The question of "sustainability" is likely more one of the stock of wealth accumulated than of purchase-related flows; in the case I just gave, the sun states are never in debt to the rest of the country. "Wealth", though, is hard to measure; net wealth is a concept related to expected future creation of consumer goods, not past flows (what you might call the "cost basis" of that wealth). In many contexts, especially on a large scale, one might expect one to proxy the other fairly well, but it is a macroeconomic fact that foreign investment from the United States tends to take the form of equity, while foreign investment from many other countries — certainly from Europe to the developing world, and from the rest of the world into the United States — more often takes the form of debt, such that observing changes in net flows of investment income makes the United States look like much less of a debtor nation than you would expect from looking at past trade deficits. (I.e. U.S. investors see a higher rate of return on their past investment than foreigners do.) Little in economics is very backward-looking; the past is relevant insofar as it informs the future. These forward-looking indicators should be more meaningful.

This still doesn't answer my title question, though; what is the impact on me of my neighbors' not saving enough money? I still need to think this one through.

Keynsian multipliers

In a closed economy, savings = investment; if someone has a marginal propensity to consume of 70%, that's a marginal propensity to save of 30%, so if you give them an exogenous windfall, 30% of that feeds back into GDP through investment, giving them that extra 30% in income, which then becomes another 9% of the original sum, so that you get a multiplier of 10/7. Of course, the multiplier effect is hampered by the fact that so much leaks out through the consumption channel instead; as marginal propensity to consume goes up, this only gets worse.

liquidity traps

When interest rates get quite low, the normal basic tool of monetary policy — lowering a targeted interest rate — becomes less effective. At low enough interest rates, simply hoarding any new money put into the system becomes inexpensive; this is the liquidity trap, where the central bank tries to flood the system with more currency and that extra currency heads promptly to mattresses.

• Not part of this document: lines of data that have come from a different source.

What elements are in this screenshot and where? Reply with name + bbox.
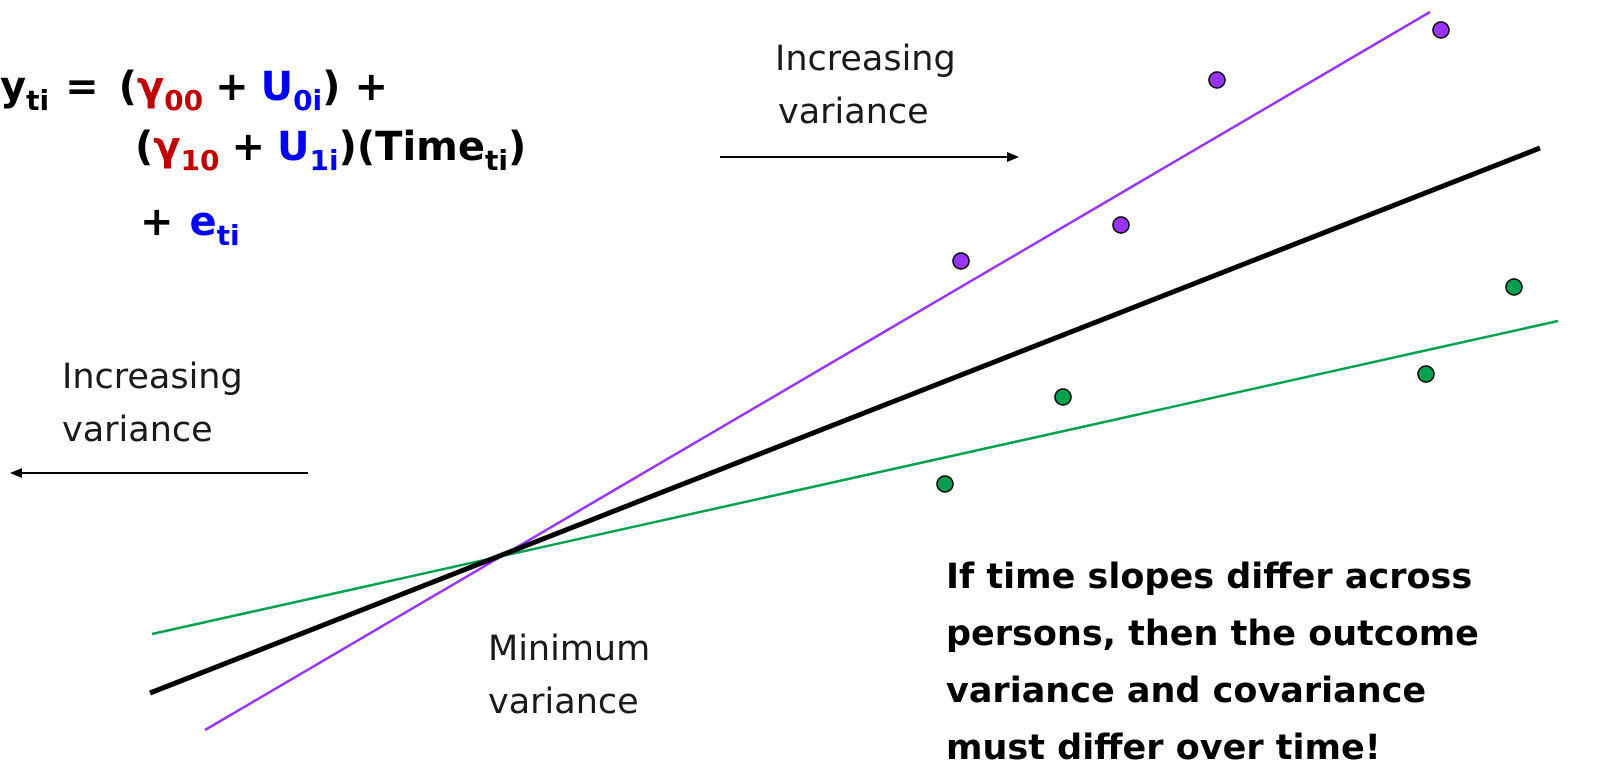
- note-line-2: persons, then the outcome: [946, 614, 1479, 654]
- gamma-00: γ: [137, 64, 164, 110]
- u-0i: U: [261, 64, 293, 110]
- left-arrow-label-line-2: variance: [62, 410, 213, 450]
- outcome-y: y: [0, 64, 26, 110]
- model-equation: yti = (γ00 + U0i) + (γ10 + U1i)(Timeti) + eti: [0, 64, 526, 252]
- data-point: [937, 476, 953, 492]
- data-point: [1433, 22, 1449, 38]
- time-term: (Time: [357, 124, 485, 170]
- minimum-variance-label-line-1: Minimum: [488, 629, 650, 669]
- left-arrow-label-line-1: Increasing: [62, 357, 243, 397]
- gamma-10: γ: [153, 124, 180, 170]
- data-point: [1506, 279, 1522, 295]
- right-arrow-label-line-2: variance: [778, 92, 929, 132]
- data-point: [953, 253, 969, 269]
- equation-line-2: (γ10 + U1i)(Timeti): [135, 124, 526, 177]
- equation-line-3: + eti: [140, 199, 240, 252]
- mean-trajectory-line: [150, 148, 1540, 693]
- equation-line-1: yti = (γ00 + U0i) +: [0, 64, 388, 117]
- data-point: [1209, 72, 1225, 88]
- note-line-3: variance and covariance: [946, 671, 1426, 711]
- data-point: [1055, 389, 1071, 405]
- low-slope-person-points: [937, 279, 1522, 492]
- minimum-variance-label-line-2: variance: [488, 682, 639, 722]
- note-line-4: must differ over time!: [946, 728, 1381, 768]
- data-point: [1418, 366, 1434, 382]
- right-arrow-label-line-1: Increasing: [775, 39, 956, 79]
- conclusion-note: If time slopes differ across persons, th…: [946, 557, 1479, 768]
- u-1i: U: [277, 124, 309, 170]
- data-point: [1113, 217, 1129, 233]
- residual-e: e: [190, 199, 217, 245]
- note-line-1: If time slopes differ across: [946, 557, 1472, 597]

Even injecting extra money into the system, once short-term interest rates are zero, requires something other than an interest rate target, but, as Milton Friedman noted and Ben Bernanke quoted, dropping enough money from helicopters ought to eventually trigger inflationary expectations. More fuel efficient and orderly is a process of quantitative easing, or simply a partial monetization of the national debt; these should have similar monetary repercussions. Once inflation is expected, the cost of putting money under a mattress instead of looking to purchase real goods (possibly investment goods) becomes higher.

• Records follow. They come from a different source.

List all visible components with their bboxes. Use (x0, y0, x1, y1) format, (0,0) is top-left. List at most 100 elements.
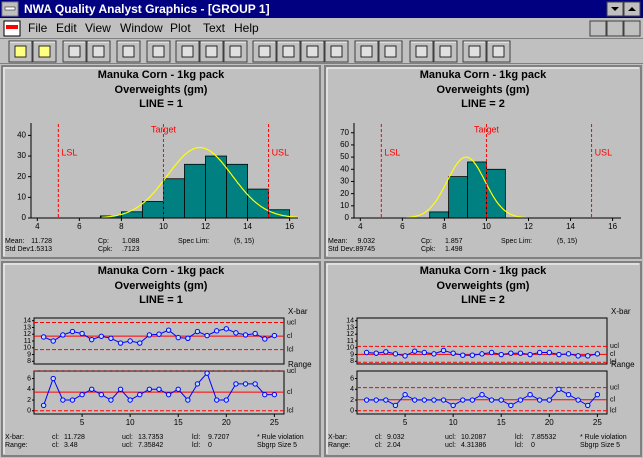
data-point (252, 330, 258, 337)
panel-highlight (3, 67, 318, 256)
histogram-bar (184, 163, 206, 219)
y-tick-label: 13 (23, 324, 31, 331)
data-point (575, 397, 581, 403)
data-point (392, 351, 399, 357)
data-point (137, 340, 143, 346)
button-glyph (181, 45, 194, 58)
data-point (117, 340, 124, 346)
menu-item[interactable]: Plot (170, 21, 191, 35)
panel (1, 65, 321, 259)
data-point (117, 386, 124, 392)
chart-title: Manuka Corn - 1kg pack (98, 69, 225, 81)
data-point (165, 391, 172, 398)
data-point (175, 386, 181, 392)
data-point (565, 351, 572, 357)
menu-item[interactable]: Text (203, 21, 226, 35)
data-point (79, 330, 85, 337)
data-point (204, 370, 210, 376)
spec-label: LSL (384, 147, 400, 157)
data-point (262, 391, 268, 398)
stat-label: Cp: (98, 238, 109, 245)
histogram-bar (448, 176, 468, 219)
y-tick-label: 10 (17, 192, 26, 201)
y-tick-label: 12 (23, 331, 31, 338)
data-point (363, 349, 370, 356)
data-point (517, 397, 524, 403)
data-point (383, 349, 389, 355)
group-label: LINE = 2 (461, 294, 505, 306)
data-point (517, 350, 524, 356)
button-glyph (68, 45, 81, 58)
limit-label: lcl (610, 359, 617, 366)
menu-item[interactable]: View (85, 21, 111, 35)
data-point (60, 332, 66, 338)
x-tick-label: 16 (285, 222, 294, 231)
spec-label: Target (474, 124, 500, 134)
data-point (450, 402, 456, 409)
footer-value: 0 (531, 442, 535, 449)
stat-value: (5, 15) (234, 238, 254, 245)
data-point (575, 353, 581, 359)
stat-value: (5, 15) (557, 238, 577, 245)
system-menu-glyph (4, 6, 16, 11)
footer-label: ucl: (122, 442, 133, 449)
y-tick-label: 50 (340, 152, 349, 161)
x-tick-label: 5 (80, 418, 85, 427)
data-point (242, 381, 249, 387)
data-point (146, 386, 153, 392)
y-tick-label: 70 (340, 128, 349, 137)
stat-value: 1.5313 (31, 246, 53, 253)
data-point (469, 352, 476, 358)
doc-restore-button[interactable] (606, 20, 624, 37)
data-point (127, 397, 133, 403)
data-point (421, 397, 428, 403)
footer-value: 2.04 (387, 442, 401, 449)
y-tick-label: 0 (345, 213, 350, 222)
x-tick-label: 14 (566, 222, 575, 231)
footer-label: Range: (328, 442, 351, 449)
data-point (594, 351, 601, 357)
data-point (508, 402, 514, 409)
stat-value: 1.088 (122, 238, 140, 245)
x-tick-label: 6 (400, 222, 405, 231)
menu-item[interactable]: Edit (56, 21, 77, 35)
data-point (127, 338, 133, 344)
data-point (271, 332, 278, 339)
data-point (146, 332, 153, 338)
footer-note: * Rule violation (580, 434, 627, 441)
data-point (165, 327, 172, 333)
y-tick-label: 9 (350, 351, 354, 358)
data-point (546, 349, 553, 356)
data-point (108, 335, 114, 341)
menu-item[interactable]: Window (120, 21, 163, 35)
button-glyph (38, 45, 51, 58)
chart-title: Manuka Corn - 1kg pack (420, 69, 547, 81)
data-point (40, 334, 47, 340)
menu-item[interactable]: Help (234, 21, 259, 35)
button-glyph (205, 45, 218, 58)
y-tick-label: 4 (350, 386, 354, 393)
doc-close-button[interactable] (623, 20, 641, 37)
doc-minimize-button[interactable] (589, 20, 607, 37)
data-point (69, 397, 76, 403)
footer-label: cl: (52, 442, 59, 449)
data-point (175, 334, 181, 341)
stat-label: Mean: (328, 238, 348, 245)
y-tick-label: 6 (27, 375, 31, 382)
histogram-bar (142, 201, 164, 219)
histogram-bar (486, 168, 506, 219)
button-glyph (282, 45, 295, 58)
stat-value: .89745 (354, 246, 376, 253)
y-tick-label: 12 (346, 331, 354, 338)
data-point (594, 391, 601, 398)
x-tick-label: 25 (270, 418, 279, 427)
footer-label: ucl: (122, 434, 133, 441)
footer-value: 3.48 (64, 442, 78, 449)
x-tick-label: 6 (77, 222, 82, 231)
data-point (498, 397, 504, 403)
menu-item[interactable]: File (28, 21, 48, 35)
y-tick-label: 30 (340, 177, 349, 186)
stat-label: Std Dev: (5, 246, 32, 253)
footer-label: ucl: (445, 434, 456, 441)
limit-label: cl (287, 389, 293, 396)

Part of the problem is that real investments lock up resources for long periods of time; if short-term rates go to zero, leaving normal monetary policy feckless, long-term rates may still be high enough that investors are insufficiently confident that they can produce real returns in excess of the opportunity cost of capital. The mattress may be a less interesting destination for long-term savings than treasury bonds are; monetary authorities would rather neither be as attractive as real investment. Very long term real interest rates should not go negative; one can imagine fantastic projects — an oft-cited example would be to fill in some patch of water with land — that ought, given enough time, to produce returns that exceed the cost. If long-term nominal yields on treasury debt can be pushed down, and inflation expectations can be pushed up, such projects — or more likely ones — should start to attract investors.

One simple way to do this would be for the federal reserve to go about its quantitative easing by purchasing long-dated treasury debt, inflating the currency supply while reducing the relative attractiveness, even in nominal terms, of those modes of saving. The Federal Reserve (in the United States) could do this; alternatively, the same result should come from the Treasury simply shortening the duration of its debt issuances, effectively — relative to its previous policies — selling short term debt (which the fed has pinned to a zero yield) to buy up its own long-term debt. Much of the federal government's recent emergency borrowing for the recent programs to shore up the banking sector has taken the form of bills maturing in the next year, with most of it considerably shorter than that. I wonder, if one looks at the usual impact of monetary policy, whether including the duration of the federal debt, or something like that, adds any predictive value, particularly in times of low interest rates.